The secret Trump tapes: Rubio and Cruz lunge further rightward to paint Trump as an immigration fraud

Donald Trump's primary opponents try attacking him as secretly and inexcusably moderate on immigration

Published March 1, 2016 5:44PM (EST)

Donald Trump   (Reuters/Rick Wilking)
Donald Trump (Reuters/Rick Wilking)

It’s Super Tuesday in America, and right now a bunch of people in (mostly Southern) states are heading off to vote for their preferred candidate for the presidency. On the Republican side, the polls show that in most states, with the possible exceptions of Texas and Minnesota, a strong plurality of voters will be supporting squinty fascist tangerine nightmare Donald Trump. That’s rough news for the non-Trump Republican candidates, who, at this impossibly late hour, still can’t figure out how they’re going to attack the guy who’s beating them up at the polls.

Over the past five days or so we’ve seen Ted Cruz and Marco Rubio frenetically zigzag from one anti-Trump narrative to the next, portraying him at various points as a coward, a weakling, a crook, a pants-wetter with small genitalia, a vain celebrity, a tiny-fingered buffoon, a liar, a con artist, and a bigot. And while most if not all of those attacks are true, the effect firing them off all at once robs them of any sort of consistent message. Rather than conditioning voters to think about Trump in a specific way, they look like they’re grasping for anything they can get their hands on to hurl it at the guy who’s winning. The messages they want to stick end up getting lost in the stuff no one cares about.

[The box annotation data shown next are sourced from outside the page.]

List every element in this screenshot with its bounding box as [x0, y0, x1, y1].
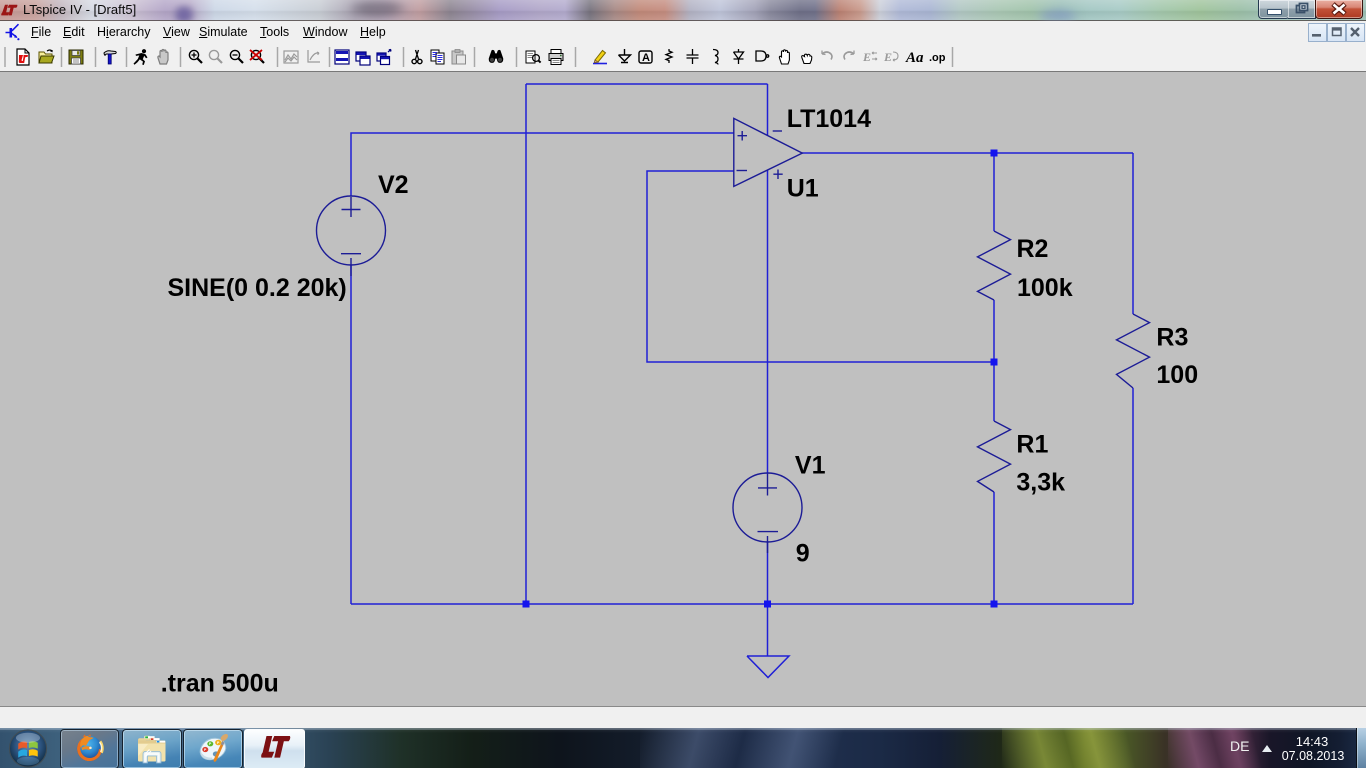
icon: tile horizontally [335, 50, 349, 64]
svg-text:9: 9 [796, 539, 810, 567]
wire mid node down to R1 top [993, 362, 995, 421]
icon: cut [412, 50, 422, 64]
resistor R1 body [978, 421, 1011, 492]
wire top rail V- to left drop [526, 83, 768, 85]
svg-text:3,3k: 3,3k [1016, 468, 1065, 496]
wire bottom ground rail [351, 603, 1133, 605]
svg-text:R3: R3 [1156, 323, 1188, 351]
wire op-amp output to R3 top [802, 152, 1133, 154]
fox body crescent [77, 736, 102, 761]
wire V2 minus down to ground rail [350, 265, 352, 604]
wire op-amp V+ pin to V1 plus [767, 170, 769, 474]
svg-text:E: E [883, 50, 892, 64]
purple orb smear on glass [170, 5, 198, 23]
op-amp input - marker [737, 170, 748, 172]
icon: print preview [526, 51, 541, 63]
voltage source V1 circle [733, 473, 802, 542]
icon: undo (disabled) [822, 51, 832, 60]
icon: move (hand) [779, 50, 789, 64]
tray: clock [1282, 734, 1342, 749]
svg-text:.tran 500u: .tran 500u [161, 670, 279, 698]
svg-text:E: E [862, 50, 871, 64]
svg-text:U1: U1 [787, 175, 819, 203]
tray: DE language [1230, 738, 1249, 754]
icon: mirror (disabled) [862, 50, 877, 64]
wire R2 bottom to mid node [993, 300, 995, 362]
icon: tile vertically [356, 52, 370, 65]
icon: new schematic [17, 49, 29, 65]
icon: zoom full extents [250, 50, 264, 63]
show desktop [1356, 728, 1366, 768]
icon: spice directive [929, 52, 946, 64]
op-amp input + marker [738, 131, 748, 141]
app icon: LT logo small [1, 4, 18, 17]
svg-text:A: A [642, 52, 650, 64]
icon: open [39, 50, 54, 63]
icon: diode [734, 49, 744, 64]
voltage source V2 circle [317, 196, 386, 265]
resistor R2 body [978, 231, 1011, 300]
wire V2 plus to op-amp +in [351, 133, 734, 196]
explorer button [122, 729, 182, 768]
icon: wire (pencil) [593, 51, 607, 64]
wire R3 leads [1132, 153, 1134, 604]
svg-text:V1: V1 [795, 451, 826, 479]
svg-text:V2: V2 [378, 171, 409, 199]
icon: capacitor [687, 49, 699, 64]
icon: zoom back (disabled) [209, 50, 222, 63]
icon: run (man) [134, 49, 148, 65]
icon: copy [431, 50, 444, 64]
junction feedback node [991, 359, 998, 366]
icon: halt (hand, disabled) [158, 50, 168, 65]
wire left vertical from top rail to ground rail [525, 84, 527, 604]
icon: rotate (disabled) [883, 50, 898, 64]
icon: zoom out [230, 50, 243, 63]
icon: ground symbol [619, 49, 631, 63]
wire R1 bottom to ground rail [993, 492, 995, 604]
junction ground rail at V1 [764, 601, 771, 608]
resistor R3 body [1117, 314, 1150, 388]
svg-text:R2: R2 [1017, 235, 1049, 263]
op-amp U1 triangle [734, 118, 803, 186]
junction ground rail at left vertical [523, 601, 530, 608]
svg-text:.op: .op [929, 52, 946, 64]
icon: redo (disabled) [844, 51, 854, 60]
separators [5, 47, 953, 67]
MDI child buttons [1308, 23, 1364, 41]
window buttons [1258, 0, 1363, 19]
icon: find (binoculars) [489, 50, 503, 63]
icon: inductor [713, 50, 718, 65]
icon: text [905, 50, 924, 66]
op-amp V- pin marker [773, 130, 782, 132]
icon: save [69, 50, 83, 64]
icon: zoom in [189, 50, 202, 63]
start orb [6, 729, 50, 768]
svg-text:R1: R1 [1016, 431, 1048, 459]
svg-text:SINE(0 0.2 20k): SINE(0 0.2 20k) [168, 274, 347, 302]
ltspice button (active) [244, 729, 305, 768]
icon: print [549, 50, 563, 65]
op-amp V+ pin marker [773, 170, 782, 180]
icon: cascade [377, 50, 391, 65]
icon: control panel (hammer) [104, 51, 116, 64]
junction ground rail at R1 [991, 601, 998, 608]
wire feedback: node between R2/R1 to op-amp -in [647, 171, 994, 362]
firefox button [60, 729, 119, 768]
svg-text:Aa: Aa [905, 50, 924, 66]
icon: autorange (disabled) [284, 51, 298, 63]
icon: paste (disabled) [452, 50, 466, 65]
wire op-amp V- pin drop [767, 84, 769, 135]
wire output node down to R2 top [993, 153, 995, 231]
ground symbol [747, 604, 789, 678]
tray: show hidden triangle [1261, 745, 1273, 753]
icon: pan (disabled) [308, 50, 320, 62]
junction output node [991, 150, 998, 157]
icon: resistor [666, 49, 672, 63]
svg-text:100k: 100k [1017, 274, 1073, 302]
wire V1 minus to ground rail [767, 541, 769, 604]
svg-text:100: 100 [1156, 361, 1198, 389]
icon: component (gate) [756, 51, 769, 61]
icon: net label [639, 51, 652, 64]
icon: drag [802, 54, 812, 63]
paint button [183, 729, 243, 768]
svg-text:LT1014: LT1014 [787, 105, 871, 133]
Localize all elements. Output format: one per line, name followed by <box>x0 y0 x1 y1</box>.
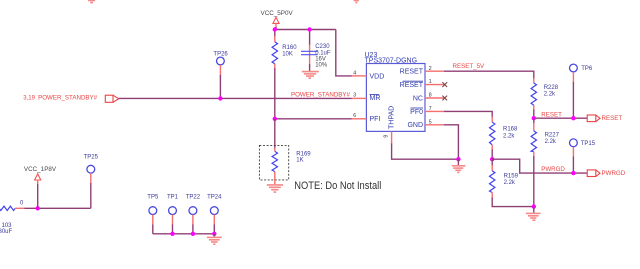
svg-text:1K: 1K <box>296 158 303 164</box>
svg-text:RESET_5V: RESET_5V <box>453 63 486 70</box>
wire: R168 bottom to PWRGD node <box>491 150 493 160</box>
svg-text:TP6: TP6 <box>581 66 593 72</box>
junction: TP24 on bus <box>212 232 216 236</box>
ground (below R169) <box>267 185 283 192</box>
ground (below C230) <box>302 72 319 79</box>
test point TP1 <box>167 195 179 226</box>
wire: VCC_5P0V rail top horizontal <box>275 29 336 31</box>
svg-text:TP15: TP15 <box>581 141 596 147</box>
junction: TP1 on bus <box>170 232 174 236</box>
test point TP15 <box>570 139 596 157</box>
svg-text:0.1uF: 0.1uF <box>315 50 331 56</box>
junction: PWRGD node (R168/R159) <box>490 157 494 161</box>
svg-text:R227: R227 <box>545 133 560 139</box>
wire: TP24 drop <box>213 225 215 234</box>
svg-text:3,19: 3,19 <box>23 96 35 102</box>
svg-text:R159: R159 <box>504 173 519 179</box>
wire: TP5 drop to bus <box>152 225 154 234</box>
svg-text:RESET: RESET <box>602 115 623 122</box>
svg-text:TP25: TP25 <box>84 154 99 160</box>
svg-text:RESET: RESET <box>400 69 424 76</box>
off-page input connector POWER_STANDBY# <box>23 95 118 103</box>
svg-text:PF0: PF0 <box>410 109 423 116</box>
wire: vcc rail drop from power symbol <box>275 27 277 30</box>
svg-text:9: 9 <box>383 135 389 138</box>
junction: TP15 on PWRGD <box>571 171 575 175</box>
test point TP22 <box>186 195 201 226</box>
capacitor C103 330uF labels (cut off at edge) <box>0 223 13 235</box>
junction: TP6 on RESET <box>571 116 575 120</box>
junction: TP22 on bus <box>191 232 195 236</box>
wire: 0 ohm to TP25 <box>24 207 91 209</box>
svg-text:7: 7 <box>429 106 432 112</box>
svg-text:VCC_1P8V: VCC_1P8V <box>24 166 57 173</box>
wire: R160 top connection <box>274 30 276 39</box>
ground (pin5/pin9) <box>452 166 466 173</box>
svg-text:TP22: TP22 <box>186 195 201 201</box>
svg-text:POWER_STANDBY#: POWER_STANDBY# <box>38 95 98 102</box>
pin 6 (PFI) <box>352 113 367 119</box>
svg-text:POWER_STANDBY#: POWER_STANDBY# <box>291 91 351 98</box>
svg-text:TP1: TP1 <box>167 195 179 201</box>
resistor 0 ohm (left edge, cut off) <box>0 201 24 211</box>
wire: pin 2 to R228 <box>444 71 534 79</box>
wire: bus to ground symbol <box>213 234 215 237</box>
wire: R227 bottom to ground junction (crosses PWRGD, no dot) <box>533 156 535 207</box>
wire: VCC_1P8V drop <box>37 184 39 208</box>
wire: TP6 drop <box>572 82 574 118</box>
svg-text:PFI: PFI <box>370 116 381 123</box>
power symbol VCC_1P8V <box>24 166 57 184</box>
wire: TP1 drop <box>172 225 174 234</box>
wire: PWRGD node down to R159 <box>491 159 493 166</box>
test point TP25 <box>84 154 99 183</box>
svg-text:1: 1 <box>429 79 432 85</box>
svg-text:GND: GND <box>407 122 423 129</box>
wire: rail corner to VDD pin 4 <box>336 30 352 76</box>
junction: R160/R169/PFI node <box>273 117 277 121</box>
svg-text:2.2k: 2.2k <box>545 139 557 145</box>
wire: test point ground bus <box>153 233 215 235</box>
ground (test points) <box>207 237 222 244</box>
wire: TP25 drop <box>90 183 92 208</box>
junction: ground net <box>456 157 460 161</box>
wire: pin 7 to R168 <box>444 111 492 117</box>
partial ground (top left, cut off) <box>88 1 95 3</box>
pin 2 (RESET out) <box>425 66 445 72</box>
junction: rail at C230 <box>307 27 311 31</box>
svg-text:10%: 10% <box>315 62 328 68</box>
svg-text:PWRGD: PWRGD <box>602 170 626 177</box>
off-page output connector RESET <box>587 115 622 122</box>
wire: PWRGD node route to connector <box>492 159 587 173</box>
pin 4 (VDD) <box>352 71 367 77</box>
svg-text:6: 6 <box>353 113 356 119</box>
svg-text:30uF: 30uF <box>0 229 13 235</box>
svg-text:R160: R160 <box>282 45 297 51</box>
partial ground (top middle, cut off) <box>354 1 359 3</box>
resistor R168 2.2k <box>490 117 519 151</box>
svg-text:R169: R169 <box>296 151 311 157</box>
svg-text:R228: R228 <box>544 85 559 91</box>
wire: TP22 drop <box>192 225 194 234</box>
wire: PFI node down to R169 <box>274 119 276 149</box>
wire: pin 9 down to ground net <box>392 144 459 160</box>
pin 9 (THPAD) <box>383 131 391 144</box>
wire: PFI node to pin 6 <box>275 118 352 120</box>
svg-text:10K: 10K <box>282 52 293 58</box>
svg-text:2.2k: 2.2k <box>504 180 516 186</box>
wire: TP15 drop <box>572 157 574 174</box>
svg-text:VCC_5P0V: VCC_5P0V <box>261 10 294 17</box>
wire: junction to ground symbol <box>533 207 535 213</box>
svg-text:MR: MR <box>370 95 381 102</box>
pin 7 (PF0 out) <box>425 106 445 112</box>
svg-text:R168: R168 <box>503 126 518 132</box>
pin 5 (GND) <box>425 119 445 125</box>
svg-text:3: 3 <box>353 92 356 98</box>
wire: R228 to RESET node <box>533 110 535 119</box>
resistor R159 2.2k <box>490 165 519 199</box>
svg-text:5: 5 <box>429 119 432 125</box>
junction: R159/R227 ground <box>532 204 536 208</box>
junction: TP26 on POWER_STANDBY# <box>218 96 222 100</box>
svg-text:103: 103 <box>2 223 13 229</box>
svg-text:TP5: TP5 <box>147 195 159 201</box>
op-amp/supervisor U23 TPS3707-DGNG <box>365 52 426 131</box>
test point TP26 <box>213 52 228 76</box>
svg-text:8: 8 <box>429 93 432 99</box>
resistor R160 10K <box>272 36 297 70</box>
wire: R160 bottom down to PFI node (crosses MR wire, no junction) <box>274 68 276 119</box>
svg-text:NC: NC <box>413 95 423 102</box>
svg-text:2.2k: 2.2k <box>544 92 556 98</box>
resistor R228 2.2k <box>531 78 559 111</box>
capacitor C230 0.1uF 16V 10% <box>301 44 331 69</box>
resistor R169 1K (do not install, dashed box) <box>259 145 311 184</box>
junction: VCC_1P8V tap <box>36 206 40 210</box>
off-page output connector PWRGD <box>587 170 626 177</box>
svg-text:RESET: RESET <box>400 82 424 89</box>
wire: RESET node to connector <box>534 117 588 119</box>
resistor R227 2.2k <box>531 123 560 157</box>
wire: C230 top connection <box>309 30 311 46</box>
pin 8 (NC, no connect) <box>425 93 447 101</box>
svg-text:NOTE: Do Not Install: NOTE: Do Not Install <box>294 180 381 192</box>
svg-text:TP24: TP24 <box>207 195 222 201</box>
svg-text:C230: C230 <box>315 44 330 50</box>
svg-text:THPAD: THPAD <box>388 106 395 129</box>
svg-text:2: 2 <box>429 66 432 72</box>
junction: RESET node <box>532 116 536 120</box>
wire: POWER_STANDBY# to MR pin 3 <box>119 97 352 99</box>
wire: junction to ground symbol <box>457 159 459 165</box>
test point TP5 <box>147 195 159 226</box>
wire: TP26 drop to POWER_STANDBY# <box>219 75 221 98</box>
svg-text:VDD: VDD <box>370 73 385 80</box>
power symbol VCC_5P0V <box>261 10 294 28</box>
svg-text:2.2k: 2.2k <box>503 134 515 140</box>
test point TP6 <box>570 64 593 82</box>
svg-text:PWRGD: PWRGD <box>541 166 565 173</box>
pin 1 (RESET, no connect) <box>425 79 447 87</box>
test point TP24 <box>207 195 222 226</box>
junction: rail at R160 <box>273 27 277 31</box>
wire: R159 bottom to ground junction <box>492 198 534 207</box>
ground (R159/R227) <box>526 213 541 220</box>
wire: pin 5 (GND) to ground net <box>444 125 458 159</box>
wire: R227 from RESET node <box>533 118 535 124</box>
pin 3 (MR) <box>352 92 367 98</box>
svg-text:4: 4 <box>353 71 356 77</box>
wire: C230 to ground <box>309 64 311 71</box>
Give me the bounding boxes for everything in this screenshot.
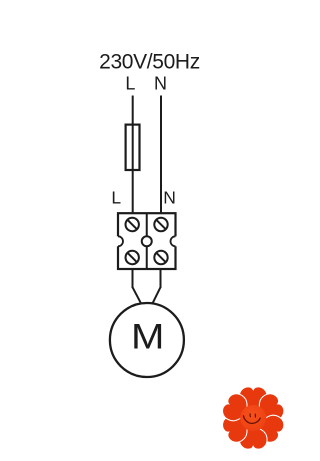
flower mouth xyxy=(244,416,261,424)
petal upper-right xyxy=(254,390,288,425)
wire L inside fuse xyxy=(132,125,134,170)
screw top-left xyxy=(126,218,139,231)
petal lower-left xyxy=(219,410,253,445)
motor M1 circle xyxy=(110,303,184,377)
flower eye right xyxy=(254,414,256,417)
terminal block divider xyxy=(146,213,148,269)
flower eye left xyxy=(249,414,251,417)
svg-text:L: L xyxy=(111,188,121,208)
svg-text:230V/50Hz: 230V/50Hz xyxy=(99,51,200,74)
svg-text:N: N xyxy=(163,188,176,208)
svg-text:L: L xyxy=(125,74,135,94)
terminal notch right xyxy=(171,236,177,246)
wire N vertical xyxy=(160,96,162,214)
flower face disc xyxy=(240,405,266,431)
fuse F1 xyxy=(126,125,140,170)
screw bottom-right xyxy=(154,251,167,264)
svg-text:N: N xyxy=(154,74,167,94)
wire L vertical xyxy=(132,96,134,214)
wire funnel right xyxy=(153,287,161,303)
wire stub left below block xyxy=(132,269,134,288)
flower logo xyxy=(219,387,287,449)
petal upper-left xyxy=(219,390,253,425)
petal bottom xyxy=(239,427,267,450)
wire funnel left xyxy=(133,287,141,303)
screw top-right xyxy=(154,218,167,231)
wire stub right below block xyxy=(160,269,162,288)
terminal block X1 outline xyxy=(118,213,176,269)
terminal notch left xyxy=(117,236,124,246)
terminal center hole xyxy=(142,236,152,246)
petal lower-right xyxy=(254,410,288,445)
petal top xyxy=(239,387,267,410)
svg-text:M: M xyxy=(131,317,164,357)
screw bottom-left xyxy=(126,251,139,264)
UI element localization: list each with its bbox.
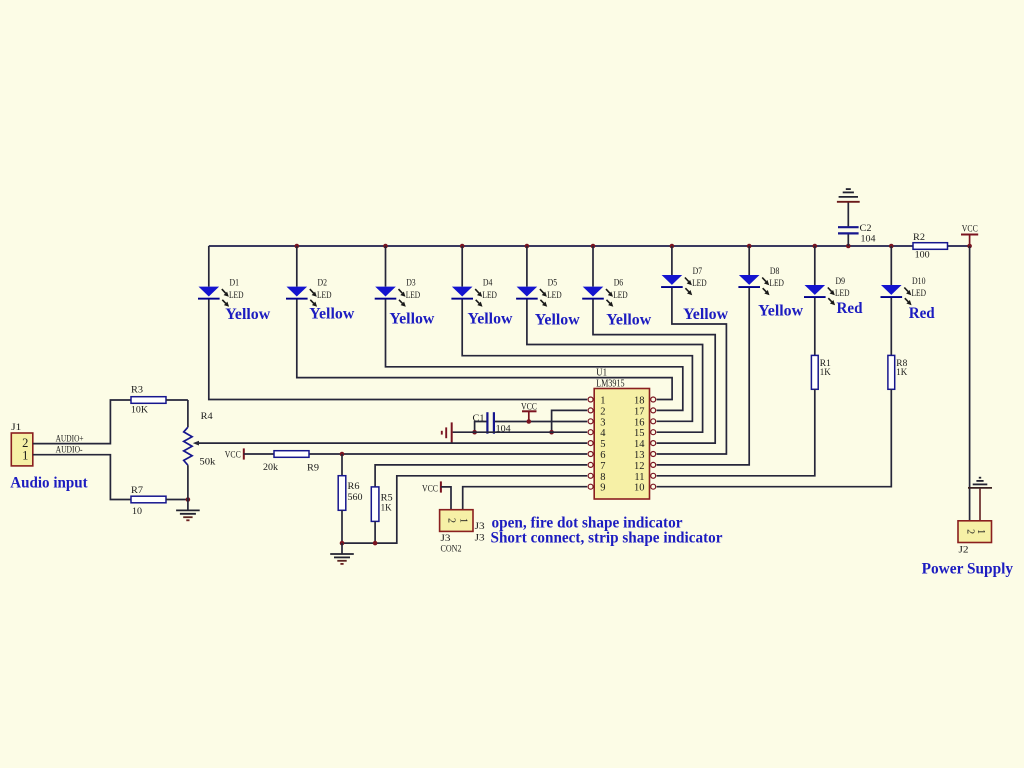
- svg-text:Yellow: Yellow: [468, 311, 513, 328]
- resistor R9: [244, 451, 587, 474]
- node R9/R6 junction: [340, 452, 345, 457]
- svg-text:5: 5: [600, 439, 605, 450]
- ground below R6: [330, 543, 354, 564]
- svg-text:1: 1: [457, 518, 468, 523]
- label Power Supply: [922, 561, 1014, 578]
- svg-text:104: 104: [861, 235, 876, 245]
- svg-text:LED: LED: [482, 291, 497, 301]
- wire AUDIO-: [33, 446, 131, 500]
- pin 2: [588, 406, 605, 417]
- node rail junctions: [295, 244, 972, 249]
- svg-text:8: 8: [600, 472, 605, 483]
- power VCC top right: [961, 224, 978, 246]
- LED D4: [451, 246, 692, 421]
- svg-text:LED: LED: [317, 291, 332, 301]
- svg-text:J3: J3: [441, 534, 451, 544]
- svg-text:50k: 50k: [199, 457, 215, 467]
- svg-text:VCC: VCC: [422, 484, 438, 494]
- note text line2: [491, 530, 723, 547]
- pin 4: [588, 428, 606, 439]
- svg-text:D8: D8: [770, 267, 780, 277]
- LED D1: [198, 246, 587, 400]
- svg-text:D6: D6: [614, 279, 624, 289]
- connector J2 power supply: [958, 521, 992, 556]
- svg-text:J2: J2: [959, 546, 969, 556]
- svg-text:1K: 1K: [820, 368, 831, 378]
- potentiometer R4: [184, 400, 216, 500]
- svg-text:1: 1: [600, 396, 605, 407]
- svg-text:LED: LED: [229, 291, 244, 301]
- svg-text:LED: LED: [613, 291, 628, 301]
- svg-text:6: 6: [600, 450, 605, 461]
- svg-text:11: 11: [634, 472, 644, 483]
- wire pin3 net: [495, 421, 587, 423]
- svg-text:Red: Red: [837, 300, 863, 317]
- resistor R1: [657, 355, 831, 475]
- label Audio input: [10, 474, 88, 491]
- resistor R7: [131, 486, 188, 517]
- LED D6: [582, 246, 715, 443]
- svg-text:R7: R7: [131, 486, 143, 496]
- resistor R3: [131, 386, 188, 416]
- svg-text:AUDIO-: AUDIO-: [56, 446, 83, 456]
- svg-text:18: 18: [634, 396, 645, 407]
- svg-text:Yellow: Yellow: [225, 306, 270, 323]
- svg-text:R6: R6: [348, 482, 360, 492]
- svg-text:Yellow: Yellow: [606, 312, 651, 329]
- svg-text:100: 100: [915, 250, 930, 260]
- LED D10: [881, 246, 927, 355]
- ground at pin4: [442, 422, 452, 443]
- svg-text:R3: R3: [131, 386, 143, 396]
- label Yellow D8: [758, 303, 803, 320]
- svg-text:D2: D2: [318, 279, 328, 289]
- ground below R7: [176, 500, 200, 521]
- svg-text:7: 7: [600, 461, 605, 472]
- svg-text:CON2: CON2: [441, 545, 462, 555]
- label Yellow D7: [683, 306, 728, 323]
- svg-text:Power Supply: Power Supply: [922, 561, 1014, 578]
- svg-text:AUDIO+: AUDIO+: [56, 434, 84, 444]
- LED D2: [286, 246, 672, 400]
- capacitor C2: [838, 202, 876, 246]
- LED D7: [657, 246, 727, 454]
- svg-text:D7: D7: [693, 267, 703, 277]
- svg-text:LED: LED: [835, 289, 850, 299]
- svg-text:17: 17: [634, 406, 645, 417]
- svg-text:R5: R5: [381, 493, 393, 503]
- svg-text:3: 3: [600, 417, 605, 428]
- power VCC at J3: [422, 481, 451, 509]
- svg-text:15: 15: [634, 428, 645, 439]
- svg-text:12: 12: [634, 461, 645, 472]
- ground above C2: [837, 189, 860, 202]
- pin 9: [588, 483, 605, 494]
- svg-text:Short connect, strip shape ind: Short connect, strip shape indicator: [491, 530, 723, 547]
- pin 15: [634, 428, 656, 439]
- label Yellow D4: [468, 311, 513, 328]
- wire pin2 to pin4 net: [549, 410, 587, 434]
- svg-text:9: 9: [600, 483, 605, 494]
- svg-text:2: 2: [446, 518, 457, 523]
- label Yellow D1: [225, 306, 270, 323]
- svg-text:14: 14: [634, 439, 645, 450]
- svg-text:LED: LED: [692, 279, 707, 289]
- capacitor C1: [473, 412, 511, 434]
- pin 13: [634, 450, 656, 461]
- svg-text:D4: D4: [483, 279, 493, 289]
- svg-text:R9: R9: [307, 463, 319, 473]
- label Yellow D6: [606, 312, 651, 329]
- wire C1 left plate to pin4 net: [472, 422, 486, 435]
- op-amp U1 LM3915 body: [594, 368, 649, 499]
- resistor R5: [371, 465, 587, 543]
- resistor R6: [338, 454, 363, 543]
- svg-text:J3: J3: [475, 534, 485, 544]
- svg-text:LED: LED: [547, 291, 562, 301]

The latest shiny trinket to divert their attention came courtesy of Buzzfeed, which reported on Monday that The New York Times editorial board has an off-the-record tape and transcript of Trump perhaps waffling a bit on his draconian anti-immigrant policies:

Sources familiar with the recording and transcript — which have reached near-mythical status at the Times — tell me that the second sentence is a bit more than speculation. It reflects, instead, something Trump said about the flexibility of his hardline anti-immigration stance.

A secret tape! Intrigue and conspiracy! Per Buzzfeed, the Times says it can’t release these tapes and transcripts without Donald Trump’s approval. And so, naturally, both Ted Cruz and Marco Rubio rushed to put out statements demanding that Trump approve the release of the secret Times tapes and show the Republican electorate what he really believes on immigration.

It’s always fun when you arrive at the “last-minute bombshell” stage of an election. I don’t claim to know what is allegedly contained within the “near-mythical” Trump transcripts but I’m dubious that they’d do him any real harm at this point. Trump easily inhabits this strange space in which he’s both the strongest, toughest, most hard-ass candidate you’ve ever seen, and also the consummate deal-maker who knows how to be flexible and will get along with everyone. Also, the "Trump isn't sufficiently conservative" flavor of attacks have not slowed him down appreciably yet, so I'm not confident this one will either. And while the “secret tape” aspect of it adds a whiff of scandal, but Trump’s not likely to agree to the demands of candidates who are losing to him, so unless the Times just up and leaks the tapes outright, don’t expect to hear them any time soon.

What’s more interesting, in my opinion, is how Rubio and Cruz reacted to this news. They attacked him because that’s what they have to do to stop him and they’ll take whatever they can get, but the crux of their attack is that Trump is potentially too moderate on immigration to be an acceptable Republican candidate. “His entire campaign is centered on expanding and enforcing our immigration laws,” Cruz’s campaign observed, “and now we find out it’s possible he doesn’t mean a word of it and is just using it for ‘strategic purposes.’” They’re attacking Trump from the right on immigration, arguing that the guy who wants to build a 48-foot border wall and deport every undocumented immigrant in country is probably a squish.

If you’re wondering why Republicans continue to have massive difficulties cutting into the Democrats’ advantage among Latino voters, stuff like this helps explain it. At every conceivable juncture, they find some way to shift immigration politics further and further to the right as they scrape and brawl for the shrinking percentage of white voters in the electorate. Both Cruz and Rubio have spent the campaign inching closer towards the hardline extremism of Donald Trump’s position, and if by some chance either one emerges on the other side of the primaries as the Republican nominee, they’ll have a long trail of hard-to-explain-away immigration positions dogging them in the general election.